Director Gary Dooley has set his Richard III in 1940s England, a time when (as in the historical period that the real Richard and co lived) the nation was rebuilding after a long and intense war. This is not a historically accurate 1940s, just as Richard is not a historically accurate Richard: it is a dream of the 1940s, evoking the uncertainties of the postwar world. Can there ever really be peace? The threat is no longer coming from an enemy, an othered outsider: instead, it comes from within the royal family itself. Roger Gimblett plays Richard like Scar from The Lion King, prowling about the stage as best as he can with his cane (this Richard has lost the use of one arm, presumably in the battles that occurred before the beginning of his play). He relishes his scheming, delighting in his own Machiavellian cleverness. This works very well in the first half of the play, but it means that his crisis of confidence in the second half seems very sudden. Richard’s unravelling is quite abrupt. It is well dramatised and theatrically engaging, but it was a very sharp twist in a character who apparently revelled in his own amorality.
There are some spectacular moments in this production –spectacular in the sense of spectacle, visually and theatrically remarkable. Richard’s coronation is one of these. Rivers’ execution at the end of the first half is another (this was just plain cool – it was a great note on which to send the audience to interval!). The gas masks in the battle are fantastically creepy. Perhaps the best of these spectacular moments is Richard’s dream, where the people he have killed come back to haunt him on the night before the Battle of Bosworth Field, telling him to despair and die. This spectacle is abetted by a simple and functional set. Some set changes were a little clunky, but when the set was in place, it worked beautifully. In the dream sequence, the dead appeared behind Venetian blinds, spookily lit in green. It was genuinely eerie.
Unfortunately, the production does not maintain this level of dynamicism. I’m not saying that every scene needs to be a spectacle, but there were other scenes in which I found my attention drifting. These were generally scenes heavy on the political machinations. Political machinations can be fascinating – if nothing else, we have learned this from Game of Thrones – but here, some of them felt laboured, slowing down the play’s momentum. At two hours and forty minutes, this production definitely feels too long. Classic as Richard III is, I feel it would have been a better show with some judicious trimming.

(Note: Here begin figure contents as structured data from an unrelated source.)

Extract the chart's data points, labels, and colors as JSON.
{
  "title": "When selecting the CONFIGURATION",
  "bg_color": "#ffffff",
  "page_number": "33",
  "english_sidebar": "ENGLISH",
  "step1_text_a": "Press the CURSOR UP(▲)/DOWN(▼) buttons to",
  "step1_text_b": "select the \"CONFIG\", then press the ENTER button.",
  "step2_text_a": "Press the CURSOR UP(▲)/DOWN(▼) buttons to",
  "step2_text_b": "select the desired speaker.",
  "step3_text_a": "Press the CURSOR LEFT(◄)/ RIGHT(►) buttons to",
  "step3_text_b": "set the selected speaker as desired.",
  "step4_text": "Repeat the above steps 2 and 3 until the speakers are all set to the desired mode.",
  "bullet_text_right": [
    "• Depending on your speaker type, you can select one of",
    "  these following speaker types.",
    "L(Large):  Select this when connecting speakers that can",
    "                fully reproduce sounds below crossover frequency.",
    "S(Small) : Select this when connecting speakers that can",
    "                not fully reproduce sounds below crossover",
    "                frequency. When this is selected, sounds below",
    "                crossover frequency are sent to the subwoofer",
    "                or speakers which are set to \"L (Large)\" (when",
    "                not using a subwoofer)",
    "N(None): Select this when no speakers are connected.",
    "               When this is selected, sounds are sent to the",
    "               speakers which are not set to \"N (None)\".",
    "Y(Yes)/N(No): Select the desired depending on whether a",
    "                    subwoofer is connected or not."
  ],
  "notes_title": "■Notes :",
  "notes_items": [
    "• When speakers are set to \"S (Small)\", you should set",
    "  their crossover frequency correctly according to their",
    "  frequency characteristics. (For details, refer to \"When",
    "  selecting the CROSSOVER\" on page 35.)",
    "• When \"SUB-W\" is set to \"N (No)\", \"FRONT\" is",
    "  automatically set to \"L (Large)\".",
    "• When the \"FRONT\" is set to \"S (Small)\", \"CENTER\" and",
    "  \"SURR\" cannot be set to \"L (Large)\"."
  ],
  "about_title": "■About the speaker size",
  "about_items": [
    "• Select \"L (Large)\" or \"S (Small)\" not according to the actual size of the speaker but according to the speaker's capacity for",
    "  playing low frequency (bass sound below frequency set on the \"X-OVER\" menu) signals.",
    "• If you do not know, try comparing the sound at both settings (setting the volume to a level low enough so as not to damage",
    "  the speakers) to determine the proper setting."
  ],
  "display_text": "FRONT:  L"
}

There were some really good performances in this production –I especially want to mention Hailey McQueen’s subtle yet wrenching portrayal of Lady Anne and Elizabeth McGregor’s determined and enraged Queen Elizabeth – but the real standout for me was Patrick Magee. He shone in the smaller roles, particularly as the murderer plagued by conscience and as the triumphant Earl of Richmond. I saw someone in the audience physically fistpump when he declared that the day was won, and I understood the impulse. I’ll be interested to see what Magee does next. Perhaps the oddest casting decision was the one to have the two young princes played by mannequin-esque puppets. I understand wanting to find an alternative to child actors, but I really don’t think “puppets” was the next logical place to go. My theatre date and I both grew up watching children’s TV in the 1990s, and the first thing we said to each other in interval was, “OMG THOSE PUPPETS WERE EC FROM LIFTOFF”. (For clarity, EC was a talking, faceless, possibly omnipotent doll. He was supposed to be a benevolent character, but in reality, he came off sinister and terrifying.) The puppet princes were bizarre at best. They robbed the death of the princes of a lot of emotional impact – it’s one thing to brutally execute a couple of children, but another to dispose of a few creepy mannequins.
I felt like there was more this production could have done. It could have been bolder in its reading: it was quite a straightforward and arguably cautious production of Shakespeare’s play. However, it was very engaging and it contained some moments of real theatrical spectacle. It’s not the most out-there production of Shakespeare you’ll ever see, but it’s definitely worth watching.